Clearly startled, Tess blurted, “Yes! No, sorry, I thought you were going to say ‘serious.’ No, I’m not insane. I’m asking.”

“You want to power down
the whole installation
?”

“Well, no, of course not. Just the arrays,” she replied hastily. “We don’t control them. We can’t even keep them in ‘sleep’ mode. It’s untenable, Nik. We can’t just keep wringing our hands every time they power up. They’re destroying things.
We’re
destroying things.” She let out a frustrated breath. “Look, don’t take this the wrong way, but you guys have built up some sort of an emotional distance to what you do. I mean, you’ve seen the footage from the flyovers in Mexico City, you saw what happened to Greenwich. We’re killing people, Nik, and maybe not just strangers.” She let a pause build, then stood up and walked to the door to close it. She turned to face him. “I’m trying not to think about this—I know I need to focus on the situation here—but my parents live on the central Pacific coast of Mexico, Nik. Right on the cliffs. Greg knows that. The epicenter of that earthquake wasn’t far from the coast. They could be hurt or—”

“Don’t think the worst, okay? It doesn’t help anything.”

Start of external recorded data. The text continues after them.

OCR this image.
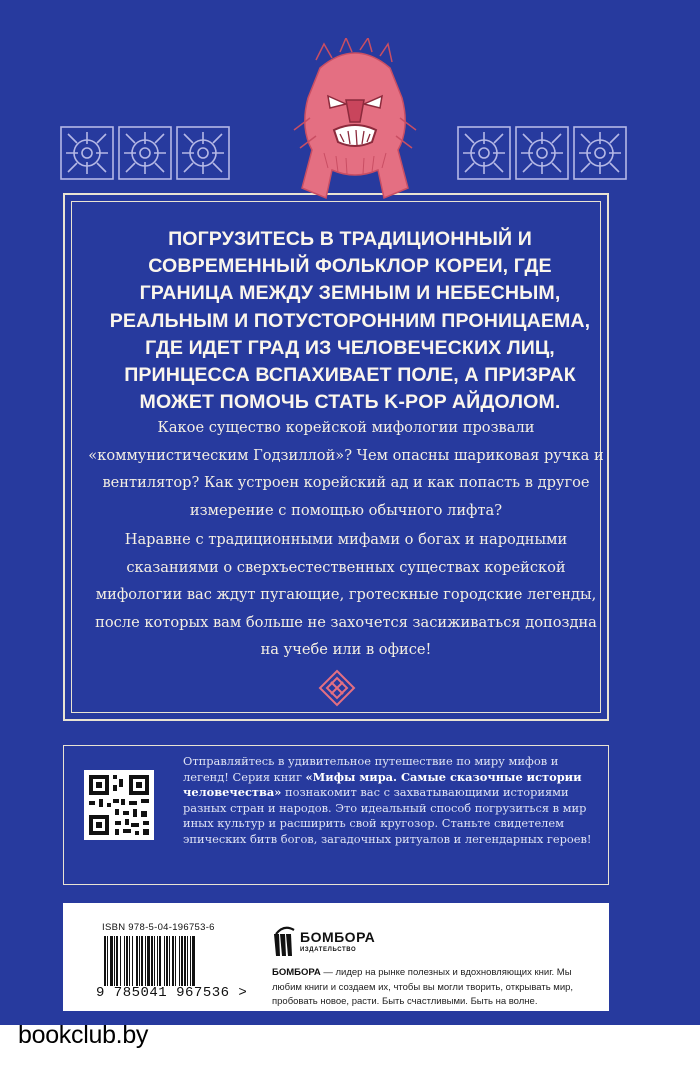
ПОГРУЗИТЕСЬ В ТРАДИЦИОННЫЙ И СОВРЕМЕННЫЙ ФОЛЬКЛОР КОРЕИ, ГДЕ ГРАНИЦА МЕЖДУ ЗЕМНЫМ И НЕБЕСНЫМ, РЕАЛЬНЫМ И ПОТУСТОРОННИМ ПРОНИЦАЕМА, ГДЕ ИДЕТ ГРАД ИЗ ЧЕЛОВЕЧЕСКИХ ЛИЦ, ПРИНЦЕССА ВСПАХИВАЕТ ПОЛЕ, А ПРИЗРАК МОЖЕТ ПОМОЧЬ СТАТЬ K-POP АЙДОЛОМ.
Какое существо корейской мифологии прозвали «коммунистическим Годзиллой»? Чем опасны шариковая ручка и вентилятор? Как устроен корейский ад и как попасть в другое измерение с помощью обычного лифта?
Наравне с традиционными мифами о богах и народными сказаниями о сверхъестественных существах корейской мифологии вас ждут пугающие, гротескные городские легенды, после которых вам больше не захочется засиживаться допоздна на учебе или в офисе!
Отправляйтесь в удивительное путешествие по миру мифов и легенд! Серия книг «Мифы мира. Самые сказочные истории человечества» познакомит вас с захватывающими историями разных стран и народов. Это идеальный способ погрузиться в мир иных культур и расширить свой кругозор. Станьте свидетелем эпических битв богов, загадочных ритуалов и легендарных героев!
ISBN 978-5-04-196753-6
9 785041 967536 >
БОМБОРА
ИЗДАТЕЛЬСТВО
БОМБОРА — лидер на рынке полезных и вдохновляющих книг. Мы любим книги и создаем их, чтобы вы могли творить, открывать мир, пробовать новое, расти. Быть счастливыми. Быть на волне.
bookclub.by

“My point is, Nik, we need to get rid of that detachment, that sense that we have time to fix this. We don’t. We have big events queued up. We don’t know what they’re going to do or where they’re going to do it, but we know they’re going to be big. We’ve got to make this personal and do something
now.

“It’s not like we can flip the big ‘off’ switch down in the basement,” he said, not holding back his sarcasm.

“Sure there is. The power station.”

He stared at her. “You’re serious.”

She nodded. “Why can’t we?”

“Do you have any idea what’s involved with doing something like that? No, Tess. It’s no-go.”

“Excuse me?”

“Tess, it’s a last resort.”

“Let’s ask Dan what’s involved.”

Issuing a heavy sigh, Nik called Dan on the radio and the two switched to a secure frequency. “Tess and I are batting around a few imponderables, Dan,” he said, his gaze hard and fixed on Tess’s face. “What’s involved with powering down the fuel cells?”

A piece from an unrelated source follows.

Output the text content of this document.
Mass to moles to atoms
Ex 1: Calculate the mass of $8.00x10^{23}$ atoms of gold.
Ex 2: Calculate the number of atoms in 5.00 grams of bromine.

“What’s involved for you is primarily just a lot of swearing and arguing on my part. The rest of it would be my problem. But I was just about to track you down. The sensors out there near the hydrogen tanks are showing some readings that aren’t making me feel all warm and cozy. An H
2
release is all we fucking need.”

Nik turned a little pale, then closed his eyes for a minute. “This isn’t one of your jokes, is it?”

“I wish.”

“Keep us posted.” He set the radio on the table and met Tess’s eyes. “A hydrogen release. I don’t even want to go there.”

“You don’t have to. Greg wouldn’t mess with that. He doesn’t know the first thing about chemistry.”

“You sure?”

“Yes. I mean, not that kind of chemistry. It’s probably a wonky sensor or a false reading.”

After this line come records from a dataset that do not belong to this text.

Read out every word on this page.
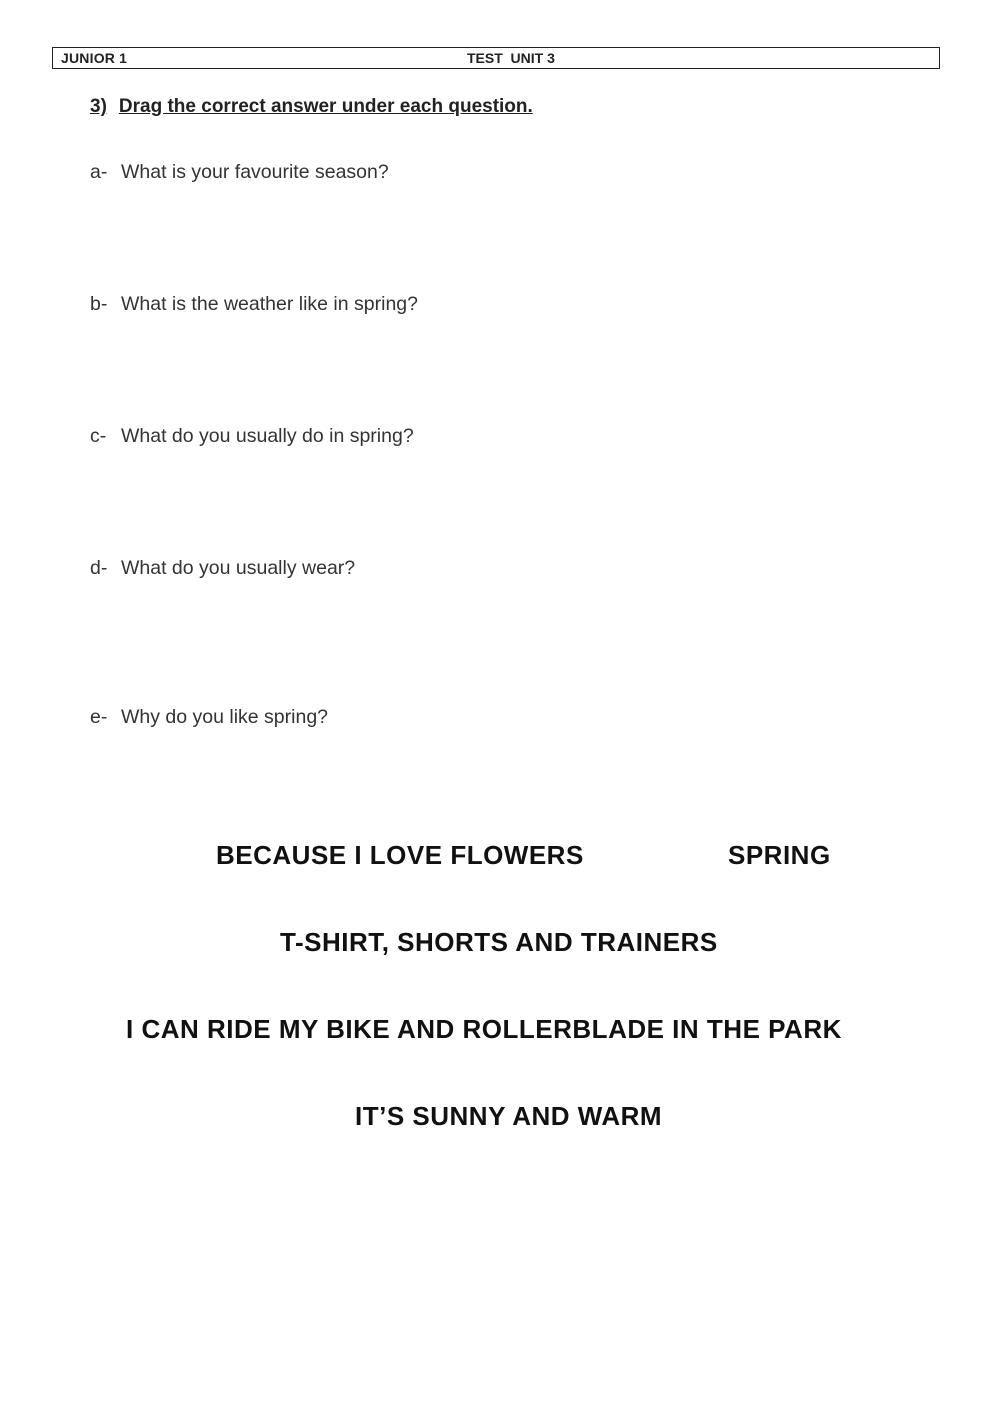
JUNIOR 1	TEST  UNIT 3
3) Drag the correct answer under each question.
a- What is your favourite season?
b- What is the weather like in spring?
c- What do you usually do in spring?
d- What do you usually wear?
e- Why do you like spring?
BECAUSE I LOVE FLOWERS	SPRING
T-SHIRT, SHORTS AND TRAINERS
I CAN RIDE MY BIKE AND ROLLERBLADE IN THE PARK
IT’S SUNNY AND WARM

“Yeah, we get a lot of those. You know: all this crappy equipment,” Nik replied, heavily sarcastic.

Tess rolled her eyes. “Oh come on, Nik, a hydrogen release could blow this entire place to smithereens. The explosion would be visible from space, for heaven’s sake. Greg wouldn’t do that.”

“Glad you’re so confident, Tess.” He sighed again. “Assuming we’re not facing a hydrogen-enriched Armageddon scenario and we were able to power down the arrays, we’ll be saying good-bye to our careers. We may never be able to get them back on line.”

She stared at him. “That’s my point, Nik. We can’t think about saving our careers right now. We can’t think about preserving TESLA. We need to stop the pulses before another one is turned loose on the world. Ron discovered an established periodicity. The first three bursts were six hours apart. We’re coming up on the magic number and I’d bet dollars to doughnuts there will be another one. I’d like to postpone it, Nik. Permanently. No matter what it takes.”